Friday, March 4, 2011

John Allen on Learning about U.S. Catholicism by Going to Rome



Isn't this a fascinating observation in John Allen's latest Vatican-adulating spin article at National Catholic Reporter:


(You can probably learn more about Catholicism in the United States by connecting with a sampling of the American Catholics who wash through Rome for one reason or another, for instance, than you can in almost any single location in the U.S.)

To learn about American Catholicism, go to Rome.

To learn about real American Catholicism, about what's really happening in American Catholicism, go to Rome.

To learn about the margins, go to the center.  

To learn about the complex, vibrant diversity of the margins, go to the managed, routinized center where the complex, vibrant diversity of the margins is completely overlaid with structures that flatten the diversity and subject it to the rubrics of the white, elderly, all male, Euro-American elite of the center.

To learn about the U.S., go to D.C.

To know what's happening in the real U.S., talk to a Congressman or two.  Or to a beltway pundit.

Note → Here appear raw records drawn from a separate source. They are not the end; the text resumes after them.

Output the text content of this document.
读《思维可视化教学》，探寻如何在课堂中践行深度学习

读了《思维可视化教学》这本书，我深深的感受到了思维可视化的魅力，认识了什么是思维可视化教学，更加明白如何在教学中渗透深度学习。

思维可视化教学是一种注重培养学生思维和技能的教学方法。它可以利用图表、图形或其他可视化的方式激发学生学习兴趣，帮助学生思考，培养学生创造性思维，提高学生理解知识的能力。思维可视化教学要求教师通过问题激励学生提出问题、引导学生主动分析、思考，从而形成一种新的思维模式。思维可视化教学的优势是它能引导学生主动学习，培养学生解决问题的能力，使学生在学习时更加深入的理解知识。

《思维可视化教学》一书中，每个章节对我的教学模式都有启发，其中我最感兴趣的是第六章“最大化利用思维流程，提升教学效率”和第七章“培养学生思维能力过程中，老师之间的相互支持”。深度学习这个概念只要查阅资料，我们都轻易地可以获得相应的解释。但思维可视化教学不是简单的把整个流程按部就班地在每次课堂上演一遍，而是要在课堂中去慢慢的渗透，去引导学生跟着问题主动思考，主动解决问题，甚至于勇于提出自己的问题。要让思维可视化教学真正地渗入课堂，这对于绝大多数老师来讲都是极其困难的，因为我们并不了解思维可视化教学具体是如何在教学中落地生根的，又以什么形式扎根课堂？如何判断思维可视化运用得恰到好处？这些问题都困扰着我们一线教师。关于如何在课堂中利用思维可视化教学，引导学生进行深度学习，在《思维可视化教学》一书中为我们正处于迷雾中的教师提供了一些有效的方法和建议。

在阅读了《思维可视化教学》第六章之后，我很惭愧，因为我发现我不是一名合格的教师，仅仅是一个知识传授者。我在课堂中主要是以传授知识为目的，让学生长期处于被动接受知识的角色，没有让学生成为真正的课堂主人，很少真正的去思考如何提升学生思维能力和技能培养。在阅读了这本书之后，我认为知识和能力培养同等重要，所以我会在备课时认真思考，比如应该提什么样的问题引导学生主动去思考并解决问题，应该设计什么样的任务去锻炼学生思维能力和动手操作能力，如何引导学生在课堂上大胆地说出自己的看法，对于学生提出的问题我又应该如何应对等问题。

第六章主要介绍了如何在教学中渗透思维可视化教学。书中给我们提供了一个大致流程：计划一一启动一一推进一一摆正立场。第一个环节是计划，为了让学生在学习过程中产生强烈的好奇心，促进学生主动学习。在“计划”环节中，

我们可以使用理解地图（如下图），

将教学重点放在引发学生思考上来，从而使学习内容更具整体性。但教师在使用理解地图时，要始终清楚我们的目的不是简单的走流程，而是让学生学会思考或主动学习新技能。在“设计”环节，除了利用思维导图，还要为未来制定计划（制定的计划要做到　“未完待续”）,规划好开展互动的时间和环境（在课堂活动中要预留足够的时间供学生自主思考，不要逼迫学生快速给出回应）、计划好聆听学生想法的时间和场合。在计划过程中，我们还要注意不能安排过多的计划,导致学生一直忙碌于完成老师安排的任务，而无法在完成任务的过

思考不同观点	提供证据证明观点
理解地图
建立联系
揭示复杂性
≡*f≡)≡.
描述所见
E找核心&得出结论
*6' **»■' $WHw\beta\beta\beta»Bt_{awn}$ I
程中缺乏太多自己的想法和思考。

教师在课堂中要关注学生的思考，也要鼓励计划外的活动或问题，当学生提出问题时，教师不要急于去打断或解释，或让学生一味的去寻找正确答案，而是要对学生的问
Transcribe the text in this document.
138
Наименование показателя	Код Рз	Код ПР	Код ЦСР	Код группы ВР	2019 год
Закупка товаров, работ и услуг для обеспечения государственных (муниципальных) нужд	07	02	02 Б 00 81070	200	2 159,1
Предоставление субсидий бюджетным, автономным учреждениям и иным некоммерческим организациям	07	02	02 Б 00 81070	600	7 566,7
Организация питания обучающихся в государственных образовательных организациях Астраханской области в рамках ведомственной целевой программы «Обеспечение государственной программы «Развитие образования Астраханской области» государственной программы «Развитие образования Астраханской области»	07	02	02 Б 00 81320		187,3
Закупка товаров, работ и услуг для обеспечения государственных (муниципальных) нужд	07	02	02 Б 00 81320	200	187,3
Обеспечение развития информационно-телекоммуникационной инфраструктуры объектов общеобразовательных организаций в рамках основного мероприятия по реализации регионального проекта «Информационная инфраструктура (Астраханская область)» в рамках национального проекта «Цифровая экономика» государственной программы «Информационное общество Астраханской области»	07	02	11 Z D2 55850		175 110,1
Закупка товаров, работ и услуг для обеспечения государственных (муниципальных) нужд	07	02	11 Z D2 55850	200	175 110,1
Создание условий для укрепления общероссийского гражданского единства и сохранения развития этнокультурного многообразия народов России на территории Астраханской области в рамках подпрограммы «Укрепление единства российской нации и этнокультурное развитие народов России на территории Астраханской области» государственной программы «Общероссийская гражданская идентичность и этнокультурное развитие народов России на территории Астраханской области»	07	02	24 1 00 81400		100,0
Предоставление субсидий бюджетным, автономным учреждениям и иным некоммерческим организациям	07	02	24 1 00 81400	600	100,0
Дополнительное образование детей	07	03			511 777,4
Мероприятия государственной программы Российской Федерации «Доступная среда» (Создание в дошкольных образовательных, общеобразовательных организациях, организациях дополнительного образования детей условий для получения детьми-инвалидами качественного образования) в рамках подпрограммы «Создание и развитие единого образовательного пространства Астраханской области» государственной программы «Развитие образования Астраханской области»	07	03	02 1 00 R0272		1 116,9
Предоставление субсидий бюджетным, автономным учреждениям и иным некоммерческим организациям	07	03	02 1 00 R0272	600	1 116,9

If John Allen's observation is not a classic encapsulation of centrism--and a glaring illustration of all that's wrong with the centrist perspective and its fawning celebration of power and powerful folks--I don't know what it is.  Why people keep taking seriously this kind of power-brokering insider journalism, with its disdainful condescension for everyone outside the circles of power,  is beyond me.